Mon, 02/04/2019 - 11:17

Overlooked No More: Major Taylor is a vignette from The Times about a World Champion bicyclist who didn’t receive a proper obituary when he died. Randal C. Archibold is the sports editor of The Times and wrote it.

The Black Cyclone was a squat strapping man with huge thighs. Prejudice undermined his fame. I’ve written about Major Taylor a few times and in context to the great work being done to get youth into cycling.

Last year, Major Taylor was featured in a Hennesy marketing campaign about a legendary Madison race.

Life is too short for a man to hold bitterness in his heart.

His self-published 1928 autobiography, The Fastest Bicycle Rider in the World: The Story’s Indomitable Courage and Success Against Great Odds shares how he overcame.
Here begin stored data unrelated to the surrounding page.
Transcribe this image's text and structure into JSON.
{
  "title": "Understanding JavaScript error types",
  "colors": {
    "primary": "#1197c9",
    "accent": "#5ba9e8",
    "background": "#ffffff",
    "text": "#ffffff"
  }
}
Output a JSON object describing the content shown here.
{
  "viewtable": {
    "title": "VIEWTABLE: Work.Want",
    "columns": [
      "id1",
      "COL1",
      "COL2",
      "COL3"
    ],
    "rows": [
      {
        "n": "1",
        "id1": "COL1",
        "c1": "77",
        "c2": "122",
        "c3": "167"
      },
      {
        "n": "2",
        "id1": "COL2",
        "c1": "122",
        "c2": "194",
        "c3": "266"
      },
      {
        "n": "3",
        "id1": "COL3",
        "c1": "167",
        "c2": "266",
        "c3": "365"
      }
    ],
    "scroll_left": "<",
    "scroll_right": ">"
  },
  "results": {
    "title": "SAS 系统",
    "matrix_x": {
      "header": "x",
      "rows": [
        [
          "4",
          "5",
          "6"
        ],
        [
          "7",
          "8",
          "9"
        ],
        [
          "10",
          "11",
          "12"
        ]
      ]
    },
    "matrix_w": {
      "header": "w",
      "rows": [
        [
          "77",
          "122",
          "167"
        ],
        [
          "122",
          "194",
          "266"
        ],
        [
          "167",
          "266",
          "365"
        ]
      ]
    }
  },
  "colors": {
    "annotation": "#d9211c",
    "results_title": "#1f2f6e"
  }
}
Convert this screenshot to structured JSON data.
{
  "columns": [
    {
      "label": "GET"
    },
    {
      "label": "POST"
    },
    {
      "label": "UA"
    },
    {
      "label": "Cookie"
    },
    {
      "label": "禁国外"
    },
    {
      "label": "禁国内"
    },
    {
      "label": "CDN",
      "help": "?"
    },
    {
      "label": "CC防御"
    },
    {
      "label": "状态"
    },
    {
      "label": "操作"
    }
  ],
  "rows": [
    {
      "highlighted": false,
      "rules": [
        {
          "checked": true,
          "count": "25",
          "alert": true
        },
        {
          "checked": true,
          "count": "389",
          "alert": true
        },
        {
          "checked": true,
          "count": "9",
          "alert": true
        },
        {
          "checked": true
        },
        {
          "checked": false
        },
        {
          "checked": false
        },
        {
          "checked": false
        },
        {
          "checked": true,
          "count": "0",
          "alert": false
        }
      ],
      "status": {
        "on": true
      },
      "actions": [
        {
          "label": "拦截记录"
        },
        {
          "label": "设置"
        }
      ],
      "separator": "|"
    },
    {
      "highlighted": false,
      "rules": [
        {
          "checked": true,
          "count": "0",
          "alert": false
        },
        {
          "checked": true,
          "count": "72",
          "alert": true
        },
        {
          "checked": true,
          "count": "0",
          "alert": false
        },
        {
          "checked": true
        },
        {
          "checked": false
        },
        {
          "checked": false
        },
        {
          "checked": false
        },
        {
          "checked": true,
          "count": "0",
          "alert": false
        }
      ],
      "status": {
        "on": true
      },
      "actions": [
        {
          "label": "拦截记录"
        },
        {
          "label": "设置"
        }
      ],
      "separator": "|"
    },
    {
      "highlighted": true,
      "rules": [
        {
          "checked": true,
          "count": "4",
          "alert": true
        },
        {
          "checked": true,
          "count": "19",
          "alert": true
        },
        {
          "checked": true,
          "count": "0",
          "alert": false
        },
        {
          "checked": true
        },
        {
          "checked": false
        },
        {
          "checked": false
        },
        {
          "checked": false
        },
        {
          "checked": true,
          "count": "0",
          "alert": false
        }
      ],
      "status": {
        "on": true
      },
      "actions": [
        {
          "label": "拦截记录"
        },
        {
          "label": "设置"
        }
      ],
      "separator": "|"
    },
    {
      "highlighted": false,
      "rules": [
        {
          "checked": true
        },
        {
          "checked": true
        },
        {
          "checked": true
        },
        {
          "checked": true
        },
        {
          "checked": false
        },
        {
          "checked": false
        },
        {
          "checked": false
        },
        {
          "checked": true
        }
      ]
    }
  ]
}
His perseverance matched the athletic achievements including, one mentioned by the paper in 1897.

A Legacy Kept Alive

The French celebrated his dominant form. A 1988 Biography, Major Taylor: The Extraordinary Career of a Champion Bicycle Racer expresses his confident identity. Another published in 2008, Major: A Black Athlete, a White Era, and the Fight to Be the World’s Fastest Human Being covers his later life of bad investments and a broken marriage.

After all, the public’s fading interest in cycling as the automobile became more popular contributed to his decline. His dedication to never racing on Sunday was the inspiration for this blues song. The nickname “Major” came from the outfits he wore outside a bike shop.

The most important aspects of his legacy is his daughter. She was determined to keep the Major Taylor story alive. As a result, a group of former racers had him reburied in proper grave. And, there’s a memorial outside the Worcester Public Library.

The plaque reads

A credit to his race who always gave out his best.

The Times did a good thing here writing an overdue obit for an athlete that inspires today. Overlooked reveals the stories of remarkable people like Major Taylor.